Woodenly she walked up the front walk. Hearing Bass's mellow voice from the Wall room, she knew Kippie and Dell were up.

She entered the room. Kippie sat curled on the Wall seat.

Amanda stared at the handsome face on the Wall. Bass McDowall, Wall idol. Why wasn't he dead?

His curl was still curled wrong. She looked more closely at his face as he leaned toward Kippie, gasping, "Sweetie-bug."

There was a small scar beneath his left eye. The tiniest, most insignificant scar, but it had never been there before.

"Poor Bass, he looks so tired," the Kippie on the Wall seat said. "See how his face looks thinner when he's tired? I wonder if she notices it."

Dell said, "After all, Bass has worked hard today, Kippie."

Bass's face was indeed thinner. Thinner face, small scar that hadn't been there before, curl that curled wrong—what did it mean?

Suddenly she realized the image on the Wall wasn't Bass. She corrected herself. He was a different Bass. He wasn't the one she had shot, but his almost identical double.

She stared at her daughter, who looked more like Kippie each time she assumed another of her characteristics or poses.
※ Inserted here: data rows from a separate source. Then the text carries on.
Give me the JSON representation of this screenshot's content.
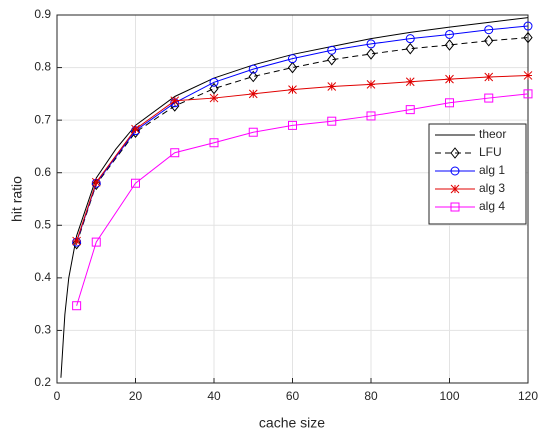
{
  "chart_data": {
    "type": "line",
    "xlabel": "cache size",
    "ylabel": "hit ratio",
    "xlim": [
      0,
      120
    ],
    "ylim": [
      0.2,
      0.9
    ],
    "xticks": [
      0,
      20,
      40,
      60,
      80,
      100,
      120
    ],
    "yticks": [
      0.2,
      0.3,
      0.4,
      0.5,
      0.6,
      0.7,
      0.8,
      0.9
    ],
    "grid": true,
    "legend": "east",
    "series": [
      {
        "name": "theor",
        "color": "#000000",
        "dash": false,
        "marker": "none",
        "x": [
          1,
          2,
          3,
          5,
          10,
          15,
          20,
          30,
          40,
          50,
          60,
          70,
          80,
          90,
          100,
          110,
          120
        ],
        "values": [
          0.21,
          0.33,
          0.4,
          0.48,
          0.59,
          0.645,
          0.69,
          0.745,
          0.78,
          0.805,
          0.825,
          0.84,
          0.855,
          0.867,
          0.877,
          0.886,
          0.895
        ]
      },
      {
        "name": "LFU",
        "color": "#000000",
        "dash": true,
        "marker": "diamond",
        "x": [
          5,
          10,
          20,
          30,
          40,
          50,
          60,
          70,
          80,
          90,
          100,
          110,
          120
        ],
        "values": [
          0.465,
          0.578,
          0.677,
          0.727,
          0.76,
          0.783,
          0.8,
          0.815,
          0.826,
          0.836,
          0.843,
          0.851,
          0.857
        ]
      },
      {
        "name": "alg 1",
        "color": "#0000ff",
        "dash": false,
        "marker": "circle",
        "x": [
          5,
          10,
          20,
          30,
          40,
          50,
          60,
          70,
          80,
          90,
          100,
          110,
          120
        ],
        "values": [
          0.468,
          0.58,
          0.68,
          0.733,
          0.772,
          0.797,
          0.817,
          0.833,
          0.845,
          0.855,
          0.863,
          0.872,
          0.879
        ]
      },
      {
        "name": "alg 3",
        "color": "#e00000",
        "dash": false,
        "marker": "star",
        "x": [
          5,
          10,
          20,
          30,
          40,
          50,
          60,
          70,
          80,
          90,
          100,
          110,
          120
        ],
        "values": [
          0.47,
          0.582,
          0.683,
          0.737,
          0.742,
          0.75,
          0.758,
          0.764,
          0.768,
          0.773,
          0.778,
          0.782,
          0.785
        ]
      },
      {
        "name": "alg 4",
        "color": "#ff00ff",
        "dash": false,
        "marker": "square",
        "x": [
          5,
          10,
          20,
          30,
          40,
          50,
          60,
          70,
          80,
          90,
          100,
          110,
          120
        ],
        "values": [
          0.347,
          0.468,
          0.58,
          0.638,
          0.657,
          0.677,
          0.69,
          0.698,
          0.708,
          0.72,
          0.733,
          0.742,
          0.75
        ]
      }
    ]
  }
}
There were hundreds of young people wanting to be Bass or Kippie, hundreds of young men combing their hair the way Bass did, smiling as he did, learning to use their eyes as he did. And if the time should come when a new Bass was needed, there he was, hundreds of him.
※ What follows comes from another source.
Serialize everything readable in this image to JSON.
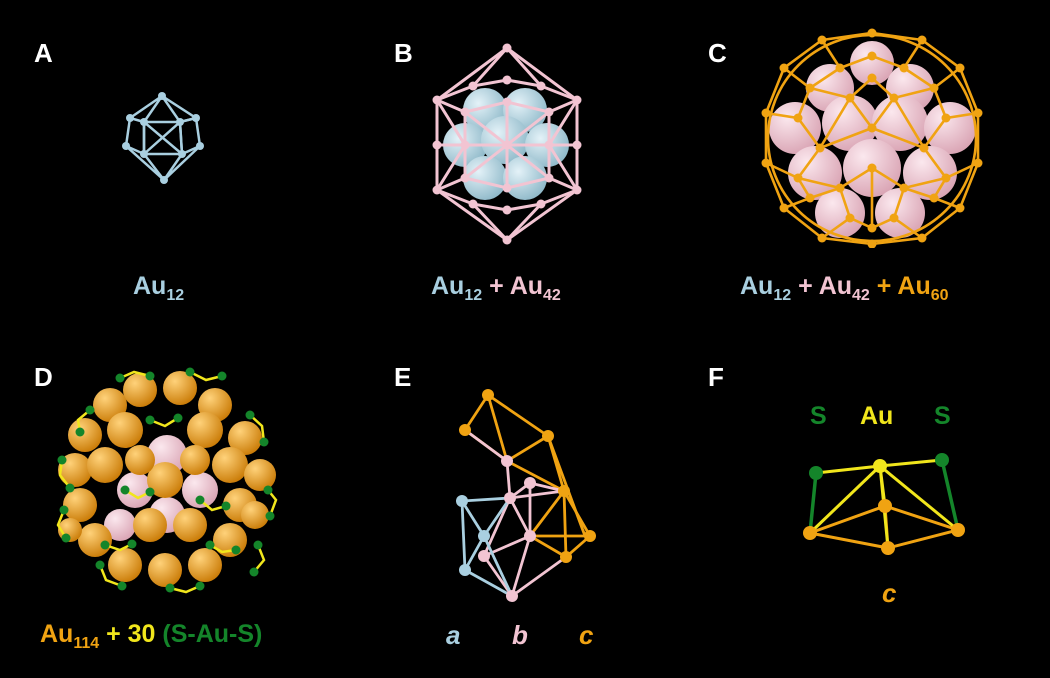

She frowned. Undoubtedly they had several doubles waiting conveniently nearby to perform if something should happen to one of the stars.


She felt a choking in her throat. It would be as impossible to kill all the Basses and Kippies as it would be to break every Wall in the world. There was no way to get rid of them, no way to make people listen to what was happening. No way to prevent humanity from watching itself to extinction.

As they grew older, she guessed, the actors would grow older too. Gradually Bass would be thirty, then thirty-five, and Lester and the others would age too. But no one would notice; everyone would be aging at the same rate.

But some day someone would notice. Some day all the Lesters would die, and there would be no more Lester to smile at Alice and look thoughtful. And people would look around and see that her daughter, Kathryn, was the youngest person in the world.

But by then even Kathryn would be past the child-bearing age.

Stunned, she sat down beside Dell. He squeezed her hand. She looked up at the Wall, into Bass's penetrating dark eyes. His eyes were so deep, she thought. His hands were strong, and his face was intelligent. How could she ever have hated him?

"Where've you been, baby?" Dell asked.

She shook her head irritably. "Be quiet," she said. "Can't you see he's going to kiss her?"

Perhaps she should change her name to Alice. Then they'd have Kippie, Alice and Lester. All they needed was a Bass, and they would be almost like a real family.

It would be so easy to forget this way, looking deep into Bass's dark eyes.